I have just re-read Mark Frutkin's poetic novel A Message For The Emperor –– which has a similarly soothing effect on me. Mark lives in Ottawa, but has surely visited Hangzhou (as we did in 2011) in order to write this book so evocatively. Most of his research, though, must have consisted in a personal and thorough immersion in Buddhism, because his writing seems so true to the spirit of his subject. He describes the journey of a fictional landscape artist with a contemplative soul, whose destiny is to become a Buddhist monk (that is what I read into the conclusion of the book) and it seems to me that, as the narrator, he thinks monk-like thoughts himself. The story is set in Song Dynasty (12th century) southern China; it describes scenery that is of course still there, if not quite so remote and untouched, these days. It's a Rahmenerzählung, as the Germans would call it, constructed within the framework of an art museum's curator studying ancient Chinese scroll paintings by the artist, Li Wen, and imagining what inspired them. Wen is the hero of the novel. He is ordered to undertake a year's journey on foot to the Emperor's court at Lin'an (nowadays Hangzhou) to deliver a message and to present four landscapes that he has painted himself, in ink, depicting the four seasons. Here is the passage that describes how he starts to work on his Autumn scene:
As he prepared [to paint], he heard birds calling in the distance, and noticed the patterns of their cries. He felt a gentle movement of the breeze pass through the spruce forest, curl around a stone promontory and drift lazily past him. He smelled the evergreen resin that perfumed the air. Rolling out the blank paper sheet, he placed eight small stones to hold it down.It's good to have access to such beneficial things as this book.

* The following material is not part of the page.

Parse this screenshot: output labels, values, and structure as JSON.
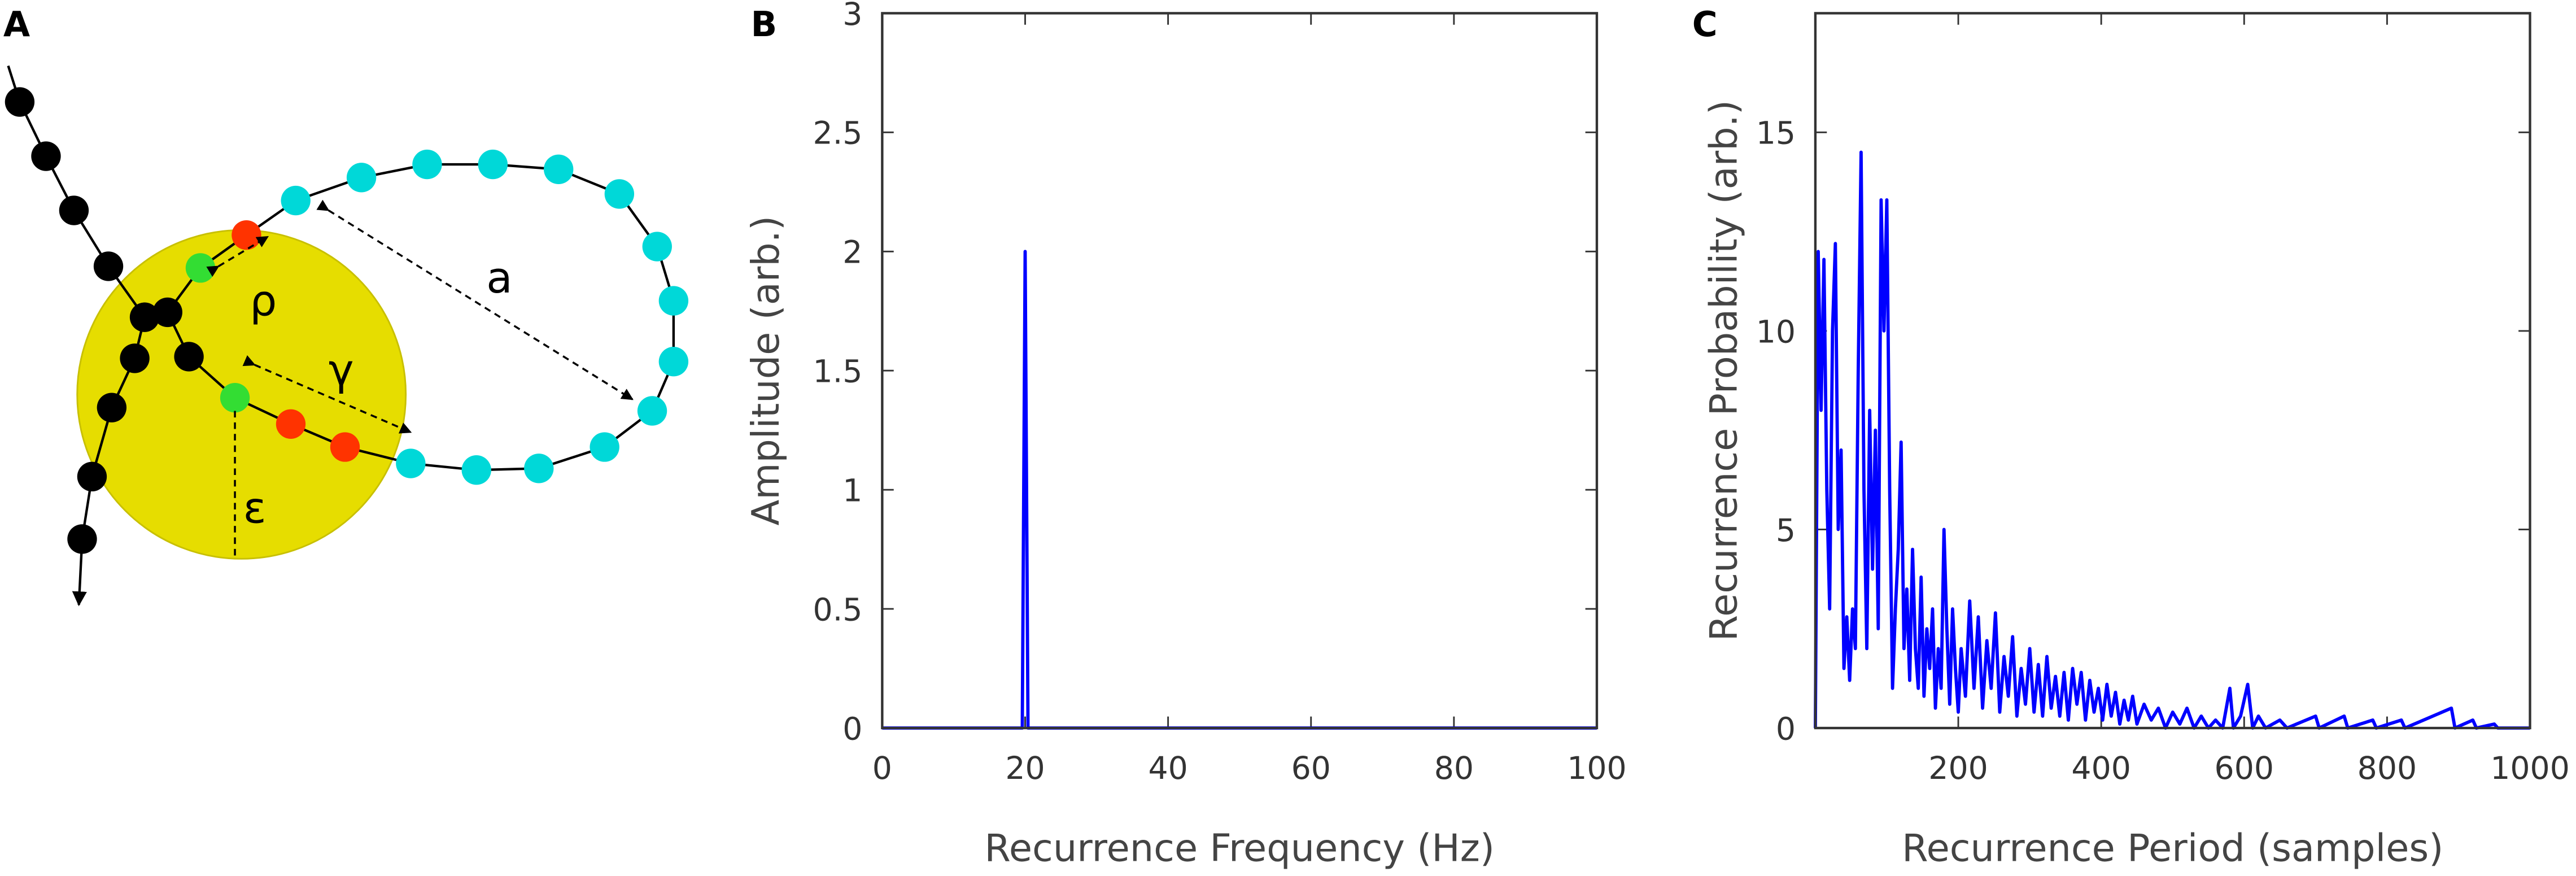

As Wen reached out for the brush of silk strands, everything around him slowed further. The silences between bird cries grew vast, the breeze seemed to hold for a moment, the world spacious and still. Light and shadow spattered the trunks of the oaks and maples, drifting along the boles with each subtle murmur of breeze. [...]
Picking up the brush -- its weight almost imperceptible -- he raised it to the heavens, horizontal above his gaze. He then bowed to the heavens as well as the blank page as he held the brush over it. He paused, drinking in the radiance and freshness of the blank sheet. It would never be so perfect again. It saddened him that he felt this need to sully its purity.
He paused, the brush hovering over the page. He waited until the empty space within him gave birth to mountains.